Remember people, never feed a troll. Report them, place them on ignore, and let staff deal with them.  Like all low level parasites internet trolls are covered in nastiness, and prolonged exposure can get the icky on you requiring a shower.


----------



## The Last Legionary (Dec 21, 2009)

[yt]xAvlYLCYODU[/yt]


----------



## Jenny_in_Chico (Dec 21, 2009)

I always knew you were an attention whore, Legionary.


----------



## The Last Legionary (Dec 21, 2009)

You should see me in my summer toga. Heads turn!  Horns honk, whistles blow and cats are called.

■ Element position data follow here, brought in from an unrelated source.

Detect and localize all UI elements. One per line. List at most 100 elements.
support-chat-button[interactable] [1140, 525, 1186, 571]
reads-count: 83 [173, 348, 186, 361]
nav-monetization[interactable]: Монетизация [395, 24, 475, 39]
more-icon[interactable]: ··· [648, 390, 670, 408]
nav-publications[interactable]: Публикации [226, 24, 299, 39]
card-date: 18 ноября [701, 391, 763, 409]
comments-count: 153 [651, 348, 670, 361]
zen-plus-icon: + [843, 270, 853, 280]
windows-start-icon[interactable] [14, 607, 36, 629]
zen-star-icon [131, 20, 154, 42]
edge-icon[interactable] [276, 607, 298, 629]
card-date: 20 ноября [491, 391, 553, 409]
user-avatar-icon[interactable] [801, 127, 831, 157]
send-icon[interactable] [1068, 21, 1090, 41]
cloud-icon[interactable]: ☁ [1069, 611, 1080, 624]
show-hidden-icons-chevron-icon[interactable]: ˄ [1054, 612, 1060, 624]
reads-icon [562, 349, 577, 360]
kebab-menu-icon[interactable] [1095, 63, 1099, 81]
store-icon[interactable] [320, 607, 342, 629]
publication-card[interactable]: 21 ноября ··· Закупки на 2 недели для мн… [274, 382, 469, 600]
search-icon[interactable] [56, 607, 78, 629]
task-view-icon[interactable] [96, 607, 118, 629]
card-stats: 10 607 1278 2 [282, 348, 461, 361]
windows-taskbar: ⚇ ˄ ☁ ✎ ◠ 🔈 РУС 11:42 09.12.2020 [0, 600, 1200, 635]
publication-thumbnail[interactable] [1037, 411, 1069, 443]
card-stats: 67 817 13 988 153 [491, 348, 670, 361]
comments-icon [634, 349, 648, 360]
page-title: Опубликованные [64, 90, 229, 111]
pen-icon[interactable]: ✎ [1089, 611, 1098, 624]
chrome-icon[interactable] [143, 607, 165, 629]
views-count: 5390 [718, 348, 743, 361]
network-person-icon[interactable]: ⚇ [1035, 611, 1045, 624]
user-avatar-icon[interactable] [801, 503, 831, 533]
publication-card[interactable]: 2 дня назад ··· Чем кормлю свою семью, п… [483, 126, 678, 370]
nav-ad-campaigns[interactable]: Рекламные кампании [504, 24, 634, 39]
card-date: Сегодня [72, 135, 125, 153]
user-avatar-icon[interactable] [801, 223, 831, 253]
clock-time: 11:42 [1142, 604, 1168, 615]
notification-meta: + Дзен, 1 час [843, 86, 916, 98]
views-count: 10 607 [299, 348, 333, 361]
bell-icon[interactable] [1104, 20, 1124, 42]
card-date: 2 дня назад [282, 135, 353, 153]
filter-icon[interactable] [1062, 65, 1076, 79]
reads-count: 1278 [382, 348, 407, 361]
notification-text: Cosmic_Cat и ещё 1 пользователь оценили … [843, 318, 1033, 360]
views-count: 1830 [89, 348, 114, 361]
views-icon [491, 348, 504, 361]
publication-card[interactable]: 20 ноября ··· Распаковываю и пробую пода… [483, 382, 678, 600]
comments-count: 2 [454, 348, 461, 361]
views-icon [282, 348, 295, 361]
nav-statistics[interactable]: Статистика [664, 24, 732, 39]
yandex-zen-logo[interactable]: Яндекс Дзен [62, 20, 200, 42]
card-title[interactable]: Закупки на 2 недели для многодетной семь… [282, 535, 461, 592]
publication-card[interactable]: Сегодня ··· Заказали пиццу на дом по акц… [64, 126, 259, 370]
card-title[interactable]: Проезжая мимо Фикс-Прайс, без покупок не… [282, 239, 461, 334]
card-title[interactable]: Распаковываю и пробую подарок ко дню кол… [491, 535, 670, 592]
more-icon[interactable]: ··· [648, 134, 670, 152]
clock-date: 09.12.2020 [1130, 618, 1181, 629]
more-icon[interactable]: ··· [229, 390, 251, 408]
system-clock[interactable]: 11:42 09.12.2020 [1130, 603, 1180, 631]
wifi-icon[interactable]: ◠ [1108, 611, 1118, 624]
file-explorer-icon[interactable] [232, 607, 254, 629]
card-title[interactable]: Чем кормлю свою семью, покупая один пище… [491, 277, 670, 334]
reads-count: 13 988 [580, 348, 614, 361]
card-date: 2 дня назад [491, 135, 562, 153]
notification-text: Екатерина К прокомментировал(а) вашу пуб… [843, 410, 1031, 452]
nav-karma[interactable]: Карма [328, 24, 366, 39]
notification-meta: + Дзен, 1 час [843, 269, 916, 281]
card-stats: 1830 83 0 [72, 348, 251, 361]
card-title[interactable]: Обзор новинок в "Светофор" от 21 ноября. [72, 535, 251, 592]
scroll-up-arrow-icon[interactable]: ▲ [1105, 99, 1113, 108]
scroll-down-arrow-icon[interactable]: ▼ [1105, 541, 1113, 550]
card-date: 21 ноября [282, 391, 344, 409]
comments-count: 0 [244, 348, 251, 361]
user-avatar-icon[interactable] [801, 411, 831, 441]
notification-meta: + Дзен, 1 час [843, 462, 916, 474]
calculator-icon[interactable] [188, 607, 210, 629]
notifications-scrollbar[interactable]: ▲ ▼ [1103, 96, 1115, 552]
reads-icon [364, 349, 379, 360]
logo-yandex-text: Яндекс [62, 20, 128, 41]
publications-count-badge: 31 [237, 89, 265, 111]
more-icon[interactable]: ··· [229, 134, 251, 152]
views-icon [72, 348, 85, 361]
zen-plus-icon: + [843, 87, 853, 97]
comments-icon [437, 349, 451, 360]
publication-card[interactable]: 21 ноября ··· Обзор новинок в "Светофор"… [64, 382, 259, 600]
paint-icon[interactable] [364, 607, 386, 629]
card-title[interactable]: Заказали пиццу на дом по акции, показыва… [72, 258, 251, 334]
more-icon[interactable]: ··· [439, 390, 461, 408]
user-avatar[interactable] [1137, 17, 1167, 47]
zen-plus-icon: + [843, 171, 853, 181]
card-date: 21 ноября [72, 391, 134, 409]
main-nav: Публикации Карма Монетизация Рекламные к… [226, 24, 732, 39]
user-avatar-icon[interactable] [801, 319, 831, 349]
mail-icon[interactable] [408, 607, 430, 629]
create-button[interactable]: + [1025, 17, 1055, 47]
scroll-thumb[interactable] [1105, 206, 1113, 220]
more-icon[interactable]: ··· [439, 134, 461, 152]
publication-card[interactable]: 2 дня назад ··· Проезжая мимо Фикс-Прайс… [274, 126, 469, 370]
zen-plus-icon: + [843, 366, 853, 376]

Then someone ruins it by yelling "put some pants on!".

It's so unfair.  :rofl:


----------



## Jenny_in_Chico (Dec 21, 2009)

LOLOLOLOLOL!!!!

Thank you *so much* for that! I woke up in a bad mood and that totally made my day.


----------



## teekin (Dec 22, 2009)

The Last Legionary said:


> *You should see me in my summer toga. Heads turn! Horns honk, whistles blow and cats are called.*
> 
> *Then someone ruins it by yelling "put some pants on!".*
> 
> *It's so unfair. :rofl:*





To be fair, I started crying and then Someone, yelled "put *Your* pants on". Small details I know, but don't minimize my pain. 
lori


----------



## Bob Hubbard (Dec 22, 2009)

I'm going to avoid commenting on the 'small details' bit......


----------



## The Last Legionary (Dec 23, 2009)

Leave my bits out of this. It's cold out.

[yt]uSbh2MsxdNs[/yt]


----------



## teekin (Dec 24, 2009)

It was +35 C out that day! And don't tell me the A/C was blowing up your toga. Shock and Awe brother, I'm still suffering PTSD.:jaw-dropping:
lm


----------



## Jenny_in_Chico (Dec 24, 2009)

Grendel308 said:


> It was +35 C out that day! And don't tell me the A/C was blowing up your toga. Shock and Awe brother, I'm still suffering PTSD.:jaw-dropping:
> lm


 
Yeah, men will play that "shrinkage" card to death.


----------



## Sukerkin (Dec 24, 2009)

I loved the Hitler one!  Genius.  Funny and got the point over brilliantly.


----------



## The Last Legionary (Dec 24, 2009)

Hah. All the ladies love a man with a Gladius. 

[yt]ELTA1U6F704[/yt]


----------



## Bob Hubbard (Dec 24, 2009)

Keep your 'rudius' to the AD section.


----------



## Jenny_in_Chico (Dec 25, 2009)

The Last Legionary said:


> Hah. All the ladies love a man with a Gladius.
> 
> [yt]ELTA1U6F704[/yt]


 
Are you sure you want to brag about your shortsword, Legionary?


----------



## The Last Legionary (Dec 25, 2009)

:angel:


----------



## teekin (Dec 25, 2009)

Jenny, you must be aware by now that it is not the weapon that counts but by the skill by which it is wielded. :wink1: LL can move in quick and unpredicable fashion with suprising force.  :fanboy: Not a man to be triffled with. But I do adore him, even if he did tramatize me.
lori


----------



## Jenny_in_Chico (Dec 25, 2009)

Was that "blunt force" trauma?


----------



## The Last Legionary (Dec 26, 2009)

You ladies make me smile.


----------



## teekin (Dec 26, 2009)

LL I am glad I make someone smile. I'll try to do that in person soon. Ohhhh Jenny, I need to tread carefully here, I've skated on thin ice at MT for just this kinda thing before. My feelings about LL's weponry shall remain unknown.
lori


----------



## The Last Legionary (Dec 26, 2009)

Um, ahh, oh look!  It's a helpdesk call.
[yt]hjZc1oPmECk[/yt]


----------



## Jenny_in_Chico (Dec 26, 2009)

Grendel308 said:


> LL I am glad I make someone smile. I'll try to do that in person soon. Ohhhh Jenny, I need to tread carefully here, I've skated on thin ice at MT for just this kinda thing before. My feelings about LL's weponry shall remain unknown.
> lori


 
Yes, the thread has wandered off topic in a disgraceful manner.


----------